One mentionable example here is the case of  Micromax’s subsidiary Yu and its sale of Yureka smartphone on Amazon. Interested buyers had to register prior to the opening of the sale slot which held only a limited number of handsets. Quite astonishingly, all 25,000 of handsets were sold out within 5 seconds!

yureka sale on amazon

This was also an example of how these sales can be used for quick experimentation and introduction of new products and services. While Snapdeal opens up most of its sales to anyone who comes to their online shop from all sorts of devices, Amazon bids on its app by frequently announcing Appiness Day sales where one can bag huge discounts if purchasing through their mobile app.

With such sales becoming more frequent and ‘expected’, online retailers are trying hard to differentiate themselves from their competitors.

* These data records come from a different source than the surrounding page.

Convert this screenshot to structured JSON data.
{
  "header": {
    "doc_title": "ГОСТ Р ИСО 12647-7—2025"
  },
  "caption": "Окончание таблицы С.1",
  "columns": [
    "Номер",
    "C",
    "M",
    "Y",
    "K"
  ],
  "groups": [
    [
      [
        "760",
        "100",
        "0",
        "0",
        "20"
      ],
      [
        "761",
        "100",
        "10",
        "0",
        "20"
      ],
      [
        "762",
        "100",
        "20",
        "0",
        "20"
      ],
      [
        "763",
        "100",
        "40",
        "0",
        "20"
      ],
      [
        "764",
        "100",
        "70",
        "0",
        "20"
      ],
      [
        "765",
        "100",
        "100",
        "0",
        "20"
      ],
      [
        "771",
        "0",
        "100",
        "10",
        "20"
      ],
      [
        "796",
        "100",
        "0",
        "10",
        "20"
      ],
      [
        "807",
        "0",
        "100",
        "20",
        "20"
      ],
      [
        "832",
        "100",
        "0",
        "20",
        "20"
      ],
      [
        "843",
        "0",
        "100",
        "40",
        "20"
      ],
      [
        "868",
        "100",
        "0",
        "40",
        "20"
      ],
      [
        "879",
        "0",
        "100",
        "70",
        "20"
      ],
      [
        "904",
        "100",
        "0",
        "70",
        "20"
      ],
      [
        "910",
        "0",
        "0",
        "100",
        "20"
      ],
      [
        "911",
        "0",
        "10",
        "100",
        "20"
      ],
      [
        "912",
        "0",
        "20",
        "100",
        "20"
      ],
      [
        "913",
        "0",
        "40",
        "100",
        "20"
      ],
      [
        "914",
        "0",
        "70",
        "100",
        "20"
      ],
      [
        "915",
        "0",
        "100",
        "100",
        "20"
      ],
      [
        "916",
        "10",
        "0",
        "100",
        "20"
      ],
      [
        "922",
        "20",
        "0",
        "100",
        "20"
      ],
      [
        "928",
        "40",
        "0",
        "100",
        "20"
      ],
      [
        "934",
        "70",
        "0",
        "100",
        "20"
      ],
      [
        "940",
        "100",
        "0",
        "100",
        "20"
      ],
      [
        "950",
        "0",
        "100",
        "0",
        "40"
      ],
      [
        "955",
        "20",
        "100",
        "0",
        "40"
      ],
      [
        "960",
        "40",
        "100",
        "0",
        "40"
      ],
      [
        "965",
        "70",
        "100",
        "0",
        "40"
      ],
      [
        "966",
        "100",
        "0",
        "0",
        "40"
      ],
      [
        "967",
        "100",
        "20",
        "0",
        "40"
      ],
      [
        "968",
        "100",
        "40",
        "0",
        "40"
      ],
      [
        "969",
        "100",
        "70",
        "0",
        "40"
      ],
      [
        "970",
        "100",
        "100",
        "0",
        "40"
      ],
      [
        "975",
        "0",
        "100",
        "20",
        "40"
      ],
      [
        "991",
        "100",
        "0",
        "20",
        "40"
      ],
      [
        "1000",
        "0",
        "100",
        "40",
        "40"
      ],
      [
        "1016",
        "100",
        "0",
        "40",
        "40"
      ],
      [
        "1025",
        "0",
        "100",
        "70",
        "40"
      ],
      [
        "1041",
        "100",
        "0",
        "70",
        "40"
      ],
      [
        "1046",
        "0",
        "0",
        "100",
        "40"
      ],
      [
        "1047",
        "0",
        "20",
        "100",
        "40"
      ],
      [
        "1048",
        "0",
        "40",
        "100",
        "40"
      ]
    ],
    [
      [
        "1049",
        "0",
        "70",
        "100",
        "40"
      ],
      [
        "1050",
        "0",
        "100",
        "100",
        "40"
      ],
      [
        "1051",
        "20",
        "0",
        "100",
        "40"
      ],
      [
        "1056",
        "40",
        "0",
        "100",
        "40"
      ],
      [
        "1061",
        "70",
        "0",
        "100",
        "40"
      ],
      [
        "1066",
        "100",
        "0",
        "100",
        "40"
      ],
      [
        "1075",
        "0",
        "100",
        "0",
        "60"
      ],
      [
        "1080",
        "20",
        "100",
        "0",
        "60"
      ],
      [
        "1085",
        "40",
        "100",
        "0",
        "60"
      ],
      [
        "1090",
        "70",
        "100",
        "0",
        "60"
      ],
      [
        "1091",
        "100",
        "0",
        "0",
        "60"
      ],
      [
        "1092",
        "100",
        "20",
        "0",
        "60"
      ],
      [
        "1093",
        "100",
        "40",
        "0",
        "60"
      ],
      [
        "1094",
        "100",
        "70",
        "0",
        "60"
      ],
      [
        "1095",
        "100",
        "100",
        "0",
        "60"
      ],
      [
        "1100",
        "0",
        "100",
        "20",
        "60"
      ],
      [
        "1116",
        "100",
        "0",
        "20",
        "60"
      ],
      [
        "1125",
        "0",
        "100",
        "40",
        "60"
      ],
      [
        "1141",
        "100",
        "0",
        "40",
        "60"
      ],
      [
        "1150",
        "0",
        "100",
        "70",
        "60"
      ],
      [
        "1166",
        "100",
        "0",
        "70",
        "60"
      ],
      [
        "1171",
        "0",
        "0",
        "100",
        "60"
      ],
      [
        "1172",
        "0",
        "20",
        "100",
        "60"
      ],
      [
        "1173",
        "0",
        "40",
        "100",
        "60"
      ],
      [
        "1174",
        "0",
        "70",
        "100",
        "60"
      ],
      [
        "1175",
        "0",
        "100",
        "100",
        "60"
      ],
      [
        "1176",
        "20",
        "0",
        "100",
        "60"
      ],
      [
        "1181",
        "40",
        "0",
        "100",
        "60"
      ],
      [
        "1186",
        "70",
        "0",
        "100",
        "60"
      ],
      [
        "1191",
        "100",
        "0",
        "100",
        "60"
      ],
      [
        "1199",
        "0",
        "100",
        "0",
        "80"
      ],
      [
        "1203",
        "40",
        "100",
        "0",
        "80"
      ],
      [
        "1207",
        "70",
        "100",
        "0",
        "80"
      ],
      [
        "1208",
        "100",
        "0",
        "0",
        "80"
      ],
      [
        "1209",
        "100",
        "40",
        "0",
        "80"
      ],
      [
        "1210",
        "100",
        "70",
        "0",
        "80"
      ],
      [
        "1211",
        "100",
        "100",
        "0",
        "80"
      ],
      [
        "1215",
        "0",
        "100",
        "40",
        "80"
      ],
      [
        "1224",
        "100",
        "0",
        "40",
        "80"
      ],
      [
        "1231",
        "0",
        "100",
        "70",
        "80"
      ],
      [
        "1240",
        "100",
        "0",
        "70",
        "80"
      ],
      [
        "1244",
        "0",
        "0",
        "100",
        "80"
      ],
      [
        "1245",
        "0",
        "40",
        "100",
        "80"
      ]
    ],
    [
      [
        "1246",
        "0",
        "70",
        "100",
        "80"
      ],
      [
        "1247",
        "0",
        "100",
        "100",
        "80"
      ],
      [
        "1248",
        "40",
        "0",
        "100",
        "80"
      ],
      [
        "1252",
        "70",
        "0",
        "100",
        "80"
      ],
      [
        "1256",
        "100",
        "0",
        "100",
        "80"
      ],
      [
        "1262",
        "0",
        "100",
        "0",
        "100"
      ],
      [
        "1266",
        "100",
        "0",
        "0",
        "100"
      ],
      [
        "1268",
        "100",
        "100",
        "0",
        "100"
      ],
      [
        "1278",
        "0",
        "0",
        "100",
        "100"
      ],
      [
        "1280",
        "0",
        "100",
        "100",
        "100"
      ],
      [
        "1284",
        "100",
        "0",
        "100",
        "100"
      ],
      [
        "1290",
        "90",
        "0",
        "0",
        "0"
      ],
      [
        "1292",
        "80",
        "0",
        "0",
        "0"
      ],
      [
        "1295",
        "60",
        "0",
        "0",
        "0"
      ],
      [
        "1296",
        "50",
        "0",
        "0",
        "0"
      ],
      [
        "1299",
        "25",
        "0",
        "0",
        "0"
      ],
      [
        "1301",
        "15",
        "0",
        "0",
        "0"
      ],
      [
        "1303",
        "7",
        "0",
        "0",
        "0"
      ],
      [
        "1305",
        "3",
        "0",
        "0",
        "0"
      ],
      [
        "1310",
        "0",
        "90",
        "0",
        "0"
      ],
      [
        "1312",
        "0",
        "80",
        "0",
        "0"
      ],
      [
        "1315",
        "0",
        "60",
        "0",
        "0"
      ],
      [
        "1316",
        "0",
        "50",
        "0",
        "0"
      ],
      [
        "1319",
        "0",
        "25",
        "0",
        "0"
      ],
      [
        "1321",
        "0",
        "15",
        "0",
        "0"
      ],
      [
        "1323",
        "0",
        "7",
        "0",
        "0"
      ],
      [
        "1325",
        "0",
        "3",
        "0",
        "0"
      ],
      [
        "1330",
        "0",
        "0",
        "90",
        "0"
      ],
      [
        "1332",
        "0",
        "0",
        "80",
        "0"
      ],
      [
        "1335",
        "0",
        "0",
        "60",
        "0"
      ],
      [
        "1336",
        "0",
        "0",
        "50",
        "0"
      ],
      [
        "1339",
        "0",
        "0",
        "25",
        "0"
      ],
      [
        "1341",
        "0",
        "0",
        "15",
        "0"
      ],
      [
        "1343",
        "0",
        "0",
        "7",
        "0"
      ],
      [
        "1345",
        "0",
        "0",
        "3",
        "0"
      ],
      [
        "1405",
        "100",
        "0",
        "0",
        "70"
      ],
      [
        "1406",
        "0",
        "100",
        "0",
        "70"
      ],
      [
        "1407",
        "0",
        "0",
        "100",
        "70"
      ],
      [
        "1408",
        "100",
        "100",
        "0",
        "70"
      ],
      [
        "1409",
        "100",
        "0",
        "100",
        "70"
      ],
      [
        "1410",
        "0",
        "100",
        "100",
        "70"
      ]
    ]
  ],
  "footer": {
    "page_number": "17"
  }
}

In such a bid, SnapDeal took a different route. It acquired a luxury brand, Exclusively.in, in an attempt to attract the aspirants of high-end luxury products and services. Flipkart also did a similar gig by providing Chinese smartphone manufacturer, Xiaomi, a whitelabel platform for a scaling and executing multiple flash sales.

#5 The Rise of Subscription-based Ventures

A while ago, we raised a question that whether subscription model is a viable option for ecommerce or not, and answered it too. However, with the successful rise of ecommerce subscription services like birchbox, naturebox and also their Indian counterparts like, HealthKart and Flinto, there is now no shadow of doubt. Subscription ecommerce is a trend that all online retailers can and should embrace.

The three legs of the success tripod of this model are product discovery, demo, and utility. Companies enjoy the flexibility of the model, having a predictable inventory, easy road to upsell, steady (and recurring) cash flow and the pace of developing deep customer relationships. By adopting this model, companies save their skin on price wars, stockpiling and wastage.

Customers, on the other hand, love the experience of try-before-buy, discovering new products every time and access to high-end brands at very low prices, that too when they are delivered at their doorsteps. This helps in brand amplification and referrals both through word-of-mouth and social media.

Further, the benefits are not restricted to the buyers and sellers. The suppliers are on a roll too. They enjoy the opportunity to test new products by sending free samples to the targeted audience.

Summing it all

The way ecommerce is going, the end goal of every upcoming business seems to be centered around the customer. As innovation becomes their strong arm, entrepreneurs are creating new ecommerce verticals with path-breaking ideas. It doesn’t matter which business model they adopt, they are focused on creating unique and unforeseen shopping experience for their customers. And these emerging experiences are laying ground for retailers to reach their customers in newer ways.